Puisque l'on me donne la parole, je vais essayer de développer une théorie qui émerge confusément de plus en plus souvent dans mon cerveau malade.

On s'indigne régulièrement dans la presse, les radios, les médias ou les discussions de café du commerce de nombreux dysfonctionnements de notre société. Ici, une femme est morte à l'hôpital car elle n'a pas été prise en charge assez rapidement, là les effectifs de police sont notoirement trop faibles. Ailleurs, les classes sont surchargées, le matériel insuffisant, les subventions indigentes, la queue à la préfecture ou à Pôle emploi sont insupportables, les routes en mauvais état, les ascenseurs en panne, les pianos désaccordés. Certains doivent recourir aux banques alimentaires pour se procurer de la nourriture.

Nous vivons dans une société où l'on considère – à juste titre – que l'État devrait être garant de notre santé, de notre sécurité, notre éducation, notre confort.
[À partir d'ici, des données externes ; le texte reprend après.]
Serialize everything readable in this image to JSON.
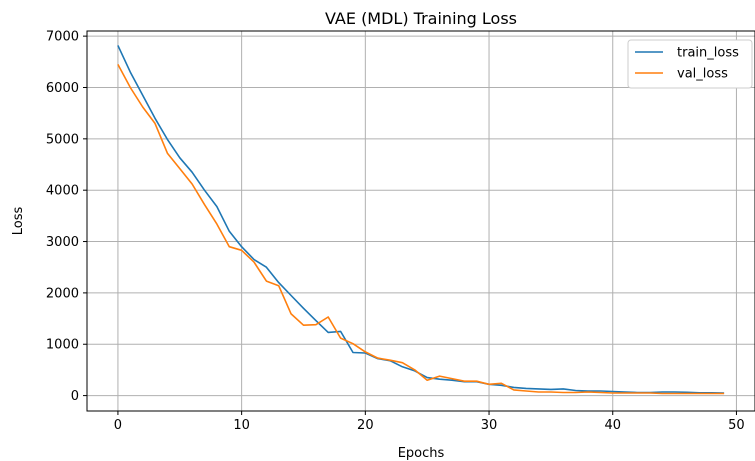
{
  "chart_data": {
    "type": "line",
    "title": "VAE (MDL) Training Loss",
    "xlabel": "Epochs",
    "ylabel": "Loss",
    "xlim": [
      -2.5,
      51.5
    ],
    "ylim": [
      -300,
      7100
    ],
    "xticks": [
      0,
      10,
      20,
      30,
      40,
      50
    ],
    "yticks": [
      0,
      1000,
      2000,
      3000,
      4000,
      5000,
      6000,
      7000
    ],
    "grid": true,
    "legend_position": "top-right",
    "x": [
      0,
      1,
      2,
      3,
      4,
      5,
      6,
      7,
      8,
      9,
      10,
      11,
      12,
      13,
      14,
      15,
      16,
      17,
      18,
      19,
      20,
      21,
      22,
      23,
      24,
      25,
      26,
      27,
      28,
      29,
      30,
      31,
      32,
      33,
      34,
      35,
      36,
      37,
      38,
      39,
      40,
      41,
      42,
      43,
      44,
      45,
      46,
      47,
      48,
      49
    ],
    "series": [
      {
        "name": "train_loss",
        "color": "#1f77b4",
        "values": [
          6820,
          6300,
          5850,
          5400,
          4990,
          4630,
          4350,
          4000,
          3680,
          3200,
          2900,
          2650,
          2500,
          2200,
          1950,
          1700,
          1460,
          1230,
          1250,
          840,
          830,
          720,
          680,
          560,
          480,
          350,
          320,
          300,
          270,
          270,
          220,
          200,
          160,
          140,
          130,
          120,
          130,
          100,
          90,
          90,
          80,
          70,
          60,
          60,
          70,
          70,
          65,
          55,
          55,
          50
        ]
      },
      {
        "name": "val_loss",
        "color": "#ff7f0e",
        "values": [
          6450,
          6000,
          5620,
          5300,
          4720,
          4420,
          4120,
          3720,
          3340,
          2900,
          2830,
          2600,
          2230,
          2140,
          1590,
          1370,
          1380,
          1530,
          1120,
          1010,
          850,
          730,
          690,
          640,
          500,
          300,
          380,
          330,
          280,
          280,
          220,
          240,
          110,
          90,
          70,
          70,
          60,
          60,
          70,
          60,
          50,
          50,
          50,
          50,
          40,
          40,
          40,
          40,
          40,
          40
        ]
      }
    ]
  }
}
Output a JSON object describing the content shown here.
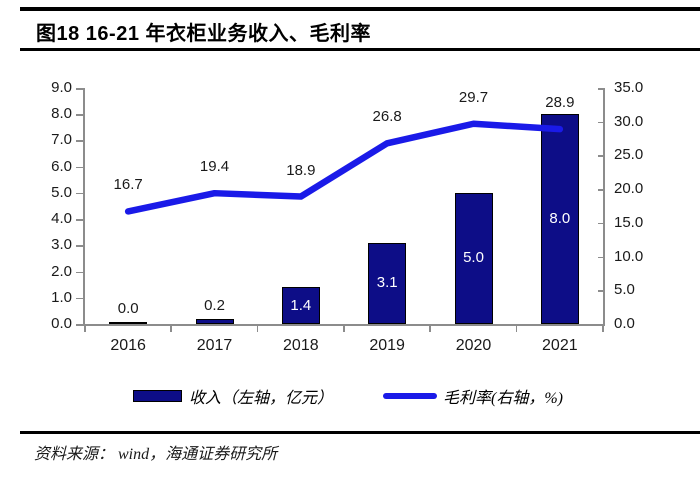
{
  "header": {
    "title": "图18 16-21 年衣柜业务收入、毛利率"
  },
  "chart_data": {
    "type": "bar+line",
    "categories": [
      "2016",
      "2017",
      "2018",
      "2019",
      "2020",
      "2021"
    ],
    "series": [
      {
        "name": "收入（左轴，亿元）",
        "type": "bar",
        "axis": "left",
        "values": [
          0.0,
          0.2,
          1.4,
          3.1,
          5.0,
          8.0
        ],
        "color": "#0d0d87",
        "inside_label_color": "#ffffff",
        "outside_label_color": "#1a1a1a"
      },
      {
        "name": "毛利率(右轴，%)",
        "type": "line",
        "axis": "right",
        "values": [
          16.7,
          19.4,
          18.9,
          26.8,
          29.7,
          28.9
        ],
        "color": "#1a1ae8"
      }
    ],
    "left_axis": {
      "min": 0,
      "max": 9,
      "step": 1,
      "tick_format_decimals": 1
    },
    "right_axis": {
      "min": 0,
      "max": 35,
      "step": 5,
      "tick_format_decimals": 1
    },
    "grid": false,
    "legend_position": "bottom"
  },
  "footer": {
    "source": "资料来源： wind，海通证券研究所"
  },
  "colors": {
    "bar": "#0d0d87",
    "line": "#1a1ae8",
    "axis": "#8c8c8c",
    "text": "#1a1a1a"
  }
}
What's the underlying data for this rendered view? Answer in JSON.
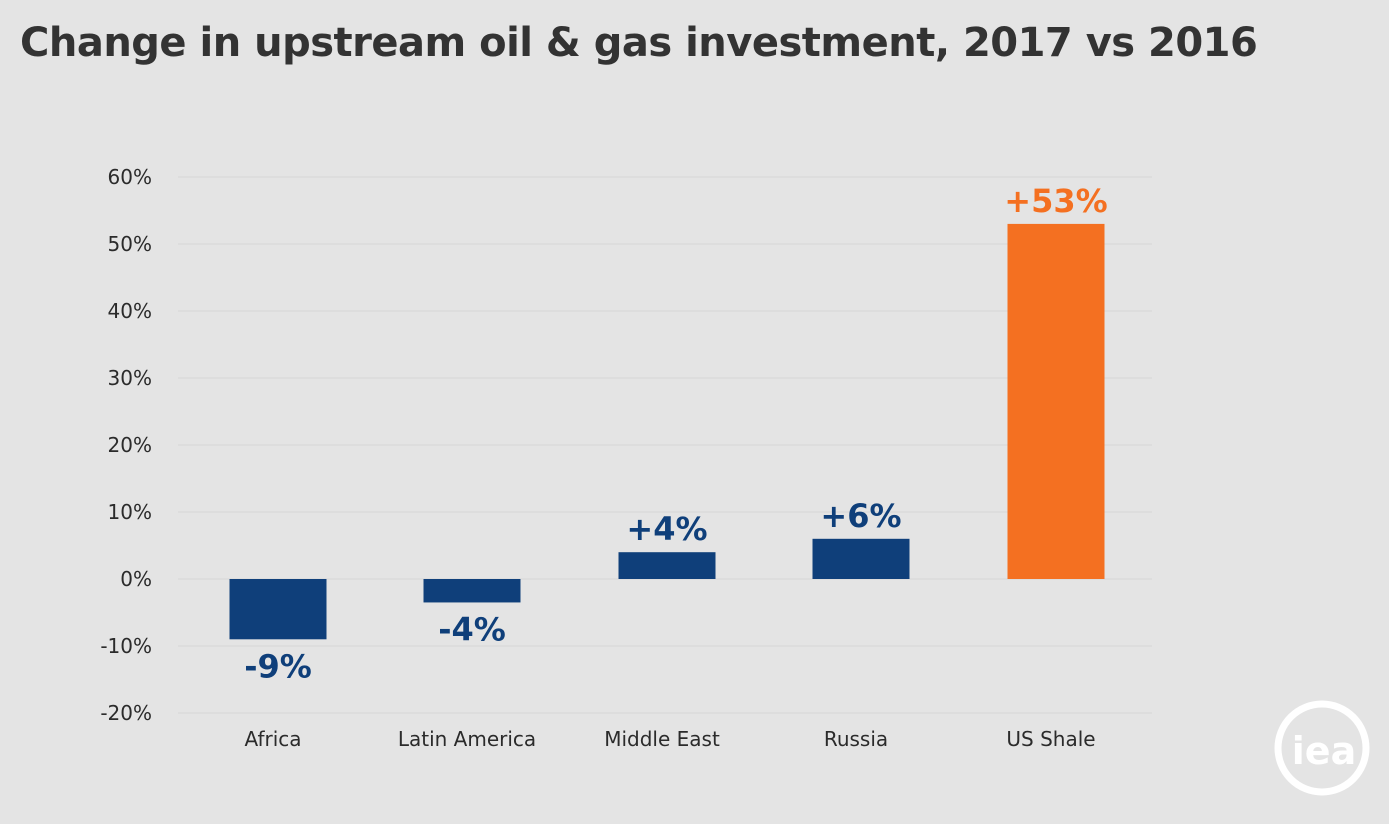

Valéry Giscard d'Estaing avait même créé un ministère de qualité de la vie.

Dans les pays pauvres, en Afrique par exemple, on n'espère plus que les pompiers ou le Samu débarquent dans le quart d'heure au moindre appel, que les classes soient plafonnées à 25 élèves, ou que l'accouchement se passe sans douleur.

On n'a pas d'argent ! Les décideurs doivent arbitrer des choix financiers déchirants. Si l'on habille Pierre, on doit déshabiller Paul. Les finances publiques sont objectivement insuffisantes pour assurer toutes les garanties que le citoyen est en droit d'attendre, lesquelles sont la plupart du temps inscrites dans la loi.

Et c'est là où je voulais en venir. Il n'est pas vrai que l'argent manque. Le monde est rempli d'argent. Il est simplement mal réparti. Certains ont infiniment plus que nécessaire, et la plupart des autres n'ont pas assez. Si l'on imaginait une répartition des richesses différente, il serait certainement possible de répondre aux besoins de l'ensemble de la population.

Je sens bien que mes propos ressemblent à du pur marxisme-léninisme, lequel n'a pas réussi à prouver son bien-fondé en près d'un siècle de socialisme. Mais je suis convaincu qu'une réorganisation de la société est nécessaire et que la répartition des richesses sur la planète est un sujet crucial.